Like students attempting to explain away a bad grade, school districts’ taxpayer-funded lawyers bombarded the State Supreme Court with a litany of excuses and rationalizations to justify their demand for another $972 million over the next two years. Their June 30 brief to the Court says the Legislature’s increase of $195 million in the coming school year should be pushed to $567 million and the planned increase of $293 million (over current spending) should jump to $893 million for the following year.
In other words, schools think the $1.2 billion income tax hike just foisted on citizens isn’t near enough; they’d like to see it almost doubled.
The Test Wasn’t Fair
The Court says adequacy is met when funding is reasonably calculated so students can meet or exceed certain outcomes (the Rose standards). In arguing the Legislature’s new formula doesn’t meet that test, the school lawyers trot out a version of Teenager Excuse #4 – ‘the test wasn’t fair.’ They point to no mathematical errors or logical flaws in the Legislature’s methodology to calculate funding (did the dog eat their homework?); their entire argument is that the Legislature didn’t fulfill the schools Christmas Wish List.
The lawyers say legislators had the audacity to ignore “…the recommendations of several expert bodies as to the actual costs of providing a constitutional education.” The primary ‘expert’ they referenced was the State Board of Education, which is laughably the source of their $972 million dollar demand. You see, the State Board didn’t ‘reasonably calculate’ a thing; they plucked they numbers out of thin air during a brief discussion at the July 2016 board meeting.
Yeah, But I Know Somebody Who Agrees With Me
Just as teenagers are wont to rebut facts and logic with the ironclad opinion of another teenager, the lawyers attempt to distract the Court with logical fallacies. Legislative Post Audit didn’t recommend any funding levels as claimed in the brief. On page 2, LPA clearly says their study wasn’t “…intended to dictate any specific funding level, and shouldn’t be viewed that way.”
The Legislature didn’t arrive at an independent “recommendation” to increase funding following the Montoy court order to do so; they acquiesced to a ‘pony-up-or-we’ll-close-schools’ gun to their heads.
Augenblick & Myers did recommend higher funding levels but they also admitted that they ignored their own methodology to produce inflated numbers. They were supposed to identify academically successful school districts and base their funding recommendations on the subset of those districts that were efficient operators; instead, they threw efficiency out the window. Essentially, they said some other kids may have gotten better grades because their parents bought them a more expensive computer…so Mom and Dad, my bad grade is really your fault.

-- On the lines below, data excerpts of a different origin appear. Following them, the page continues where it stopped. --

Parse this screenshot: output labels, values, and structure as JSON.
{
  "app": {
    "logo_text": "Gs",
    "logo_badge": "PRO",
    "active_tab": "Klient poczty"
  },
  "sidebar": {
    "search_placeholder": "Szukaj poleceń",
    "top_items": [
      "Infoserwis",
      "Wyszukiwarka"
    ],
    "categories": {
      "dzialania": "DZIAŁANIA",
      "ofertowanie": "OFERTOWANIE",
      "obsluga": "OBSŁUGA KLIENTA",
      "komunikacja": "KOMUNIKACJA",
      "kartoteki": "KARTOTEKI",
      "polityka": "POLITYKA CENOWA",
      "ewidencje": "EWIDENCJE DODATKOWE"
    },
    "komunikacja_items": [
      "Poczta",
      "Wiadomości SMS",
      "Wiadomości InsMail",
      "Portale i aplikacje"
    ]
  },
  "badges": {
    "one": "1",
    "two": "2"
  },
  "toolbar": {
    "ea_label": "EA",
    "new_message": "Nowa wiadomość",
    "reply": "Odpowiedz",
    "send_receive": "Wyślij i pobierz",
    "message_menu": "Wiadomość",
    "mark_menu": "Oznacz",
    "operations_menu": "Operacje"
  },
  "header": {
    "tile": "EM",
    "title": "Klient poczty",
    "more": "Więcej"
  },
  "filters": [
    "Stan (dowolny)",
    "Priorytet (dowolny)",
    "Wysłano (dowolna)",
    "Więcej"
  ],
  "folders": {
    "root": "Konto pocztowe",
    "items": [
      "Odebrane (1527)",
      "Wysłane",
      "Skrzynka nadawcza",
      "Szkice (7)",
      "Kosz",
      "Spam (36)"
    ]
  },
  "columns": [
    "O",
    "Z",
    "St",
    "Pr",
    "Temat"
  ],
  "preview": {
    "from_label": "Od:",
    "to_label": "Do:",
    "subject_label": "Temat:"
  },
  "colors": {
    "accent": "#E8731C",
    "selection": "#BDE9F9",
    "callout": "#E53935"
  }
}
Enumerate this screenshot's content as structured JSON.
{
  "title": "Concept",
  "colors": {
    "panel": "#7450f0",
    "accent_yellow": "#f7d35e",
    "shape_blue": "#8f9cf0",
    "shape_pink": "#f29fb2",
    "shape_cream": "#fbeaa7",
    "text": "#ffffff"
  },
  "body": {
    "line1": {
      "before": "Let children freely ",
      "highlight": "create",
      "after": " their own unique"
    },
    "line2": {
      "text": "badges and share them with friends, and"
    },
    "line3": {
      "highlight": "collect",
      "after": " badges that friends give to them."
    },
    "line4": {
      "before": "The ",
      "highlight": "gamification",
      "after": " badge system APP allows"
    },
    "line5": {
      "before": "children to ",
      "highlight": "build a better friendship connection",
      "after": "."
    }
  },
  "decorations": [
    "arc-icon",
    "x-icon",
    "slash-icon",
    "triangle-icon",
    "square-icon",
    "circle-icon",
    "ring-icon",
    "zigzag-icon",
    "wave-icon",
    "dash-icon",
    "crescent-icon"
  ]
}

Subsequently aware of the inflated A&M numbers, the Gannon Supreme Court changed the rules for determining adequacy and instructed the lower court that the A&M cost study was “…more akin to estimates than the certainties…” they envisioned. The lawyers and schools know the rules have changed but they still want to stomp their feet and hope sympathetic grandparents will let them make up new rules at whim.
Reasonably Calculated Saves at least $161 Million
Technically, they’re right about one thing – the $293 million increase passed by the Legislature isn’t the result of a reasonable calculation of funding to achieve the Rose standards. A math error discovered in HB 2410 was knowingly carried over to SB 19 (the final vehicle for the school funding formula), so the reasonably calculated funding increase would be about $161 million less over two years (and still more than necessary for efficiency reasons).
Using a simple average (basically, an average of averages) instead of a weighted average results in FY 2018 being $57.8 million too high. FY 2019 is $139.8 million more than the formula actually calculates but the reasonably calculated base of $3,920 per-pupil for FY 2019 should be increased for inflation of about 1.4 percent at a cost of about $37 million.
The $198 million math error less a $37 million inflation bump means taxpayers are providing at least $161 million more than needs be reasonably provided.
The ‘at least’ qualifier refers to the fact that the new formula doesn’t take efficient use of taxpayers into account; funding is merely based on the actual spending of the 41 districts that were determined to be meeting the Rose standards.
So if the Court finds the new formula to not be reasonably calculated, the Legislature should fix their math error and save taxpayers $161 million…and come back next year to adjust funding for efficiency.